Pemerintah baru-baru ini terdapat isu tentang penetapan tarif pajak pertambahan nilai (PPN) untuk barang atau produk penting. Informasi pengenaan PPN atas kebutuhan pokok diketahui dalam Peraturan Umum Undang-Undang Nomor 6 Tahun 1983 dan Perubahan ke-5 tentang Tata Cara Perpajakan.

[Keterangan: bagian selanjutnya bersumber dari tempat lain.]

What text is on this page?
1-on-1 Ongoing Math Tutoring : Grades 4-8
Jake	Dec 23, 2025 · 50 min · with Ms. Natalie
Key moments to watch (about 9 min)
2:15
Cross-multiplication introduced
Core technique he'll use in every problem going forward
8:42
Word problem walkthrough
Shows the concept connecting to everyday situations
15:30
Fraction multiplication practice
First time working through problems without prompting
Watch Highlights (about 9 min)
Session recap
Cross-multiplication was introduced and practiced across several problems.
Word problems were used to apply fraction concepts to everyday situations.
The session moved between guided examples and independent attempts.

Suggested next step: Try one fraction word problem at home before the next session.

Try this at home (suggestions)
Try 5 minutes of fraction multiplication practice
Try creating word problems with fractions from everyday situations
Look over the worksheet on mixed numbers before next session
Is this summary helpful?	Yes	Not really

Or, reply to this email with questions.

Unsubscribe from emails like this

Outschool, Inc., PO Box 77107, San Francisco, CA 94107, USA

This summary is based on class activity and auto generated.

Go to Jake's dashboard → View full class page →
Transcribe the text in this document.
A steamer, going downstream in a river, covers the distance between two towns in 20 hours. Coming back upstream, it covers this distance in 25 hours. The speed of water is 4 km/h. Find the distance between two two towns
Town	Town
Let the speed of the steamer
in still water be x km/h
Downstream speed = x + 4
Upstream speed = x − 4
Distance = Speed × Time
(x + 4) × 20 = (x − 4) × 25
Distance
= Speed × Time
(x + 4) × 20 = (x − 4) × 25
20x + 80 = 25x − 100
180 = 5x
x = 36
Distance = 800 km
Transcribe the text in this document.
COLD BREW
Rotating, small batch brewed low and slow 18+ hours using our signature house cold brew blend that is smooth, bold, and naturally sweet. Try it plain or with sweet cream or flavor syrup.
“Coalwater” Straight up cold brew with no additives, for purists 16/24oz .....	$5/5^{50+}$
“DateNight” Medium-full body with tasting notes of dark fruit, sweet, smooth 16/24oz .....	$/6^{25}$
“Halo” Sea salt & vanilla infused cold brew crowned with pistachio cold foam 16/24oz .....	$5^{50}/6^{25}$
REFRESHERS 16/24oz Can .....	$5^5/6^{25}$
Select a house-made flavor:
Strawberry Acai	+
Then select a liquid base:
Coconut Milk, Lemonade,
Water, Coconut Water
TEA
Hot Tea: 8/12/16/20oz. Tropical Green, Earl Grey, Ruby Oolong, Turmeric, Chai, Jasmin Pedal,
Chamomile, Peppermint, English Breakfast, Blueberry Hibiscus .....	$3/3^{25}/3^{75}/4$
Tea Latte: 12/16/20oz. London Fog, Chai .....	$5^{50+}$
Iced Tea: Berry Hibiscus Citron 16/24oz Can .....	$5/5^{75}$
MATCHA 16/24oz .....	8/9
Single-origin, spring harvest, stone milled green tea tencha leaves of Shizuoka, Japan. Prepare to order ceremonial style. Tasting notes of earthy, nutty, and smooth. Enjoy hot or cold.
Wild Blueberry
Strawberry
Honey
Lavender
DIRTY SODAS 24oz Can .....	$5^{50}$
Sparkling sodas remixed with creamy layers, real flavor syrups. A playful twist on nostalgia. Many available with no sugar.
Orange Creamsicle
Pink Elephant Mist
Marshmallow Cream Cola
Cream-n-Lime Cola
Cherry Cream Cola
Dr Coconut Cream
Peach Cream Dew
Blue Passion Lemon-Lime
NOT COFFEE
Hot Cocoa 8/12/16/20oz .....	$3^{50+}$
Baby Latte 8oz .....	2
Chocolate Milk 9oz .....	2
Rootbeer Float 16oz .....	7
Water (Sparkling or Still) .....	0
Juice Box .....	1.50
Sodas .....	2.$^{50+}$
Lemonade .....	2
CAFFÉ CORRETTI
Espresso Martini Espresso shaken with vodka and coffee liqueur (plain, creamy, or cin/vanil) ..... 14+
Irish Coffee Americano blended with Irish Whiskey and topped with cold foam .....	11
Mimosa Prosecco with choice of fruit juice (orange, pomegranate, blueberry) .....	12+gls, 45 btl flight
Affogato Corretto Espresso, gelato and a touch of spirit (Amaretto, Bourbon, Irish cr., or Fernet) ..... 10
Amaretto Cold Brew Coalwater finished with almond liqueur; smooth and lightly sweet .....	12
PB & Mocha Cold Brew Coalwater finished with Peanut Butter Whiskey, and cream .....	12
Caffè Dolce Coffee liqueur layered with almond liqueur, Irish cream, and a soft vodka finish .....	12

Namun, Direktorat Jenderal Pajak mengatakan bahwa pemerintah belum mengeluarkan pernyataan mengenai hal tersebut. Ditjen menjelaskan, informasi pengenaan Pajak Pertambahan Nilai (PPN) atas sembako dan layanan pendidikan bukanlah berasal dari sumber resmi pemerintah.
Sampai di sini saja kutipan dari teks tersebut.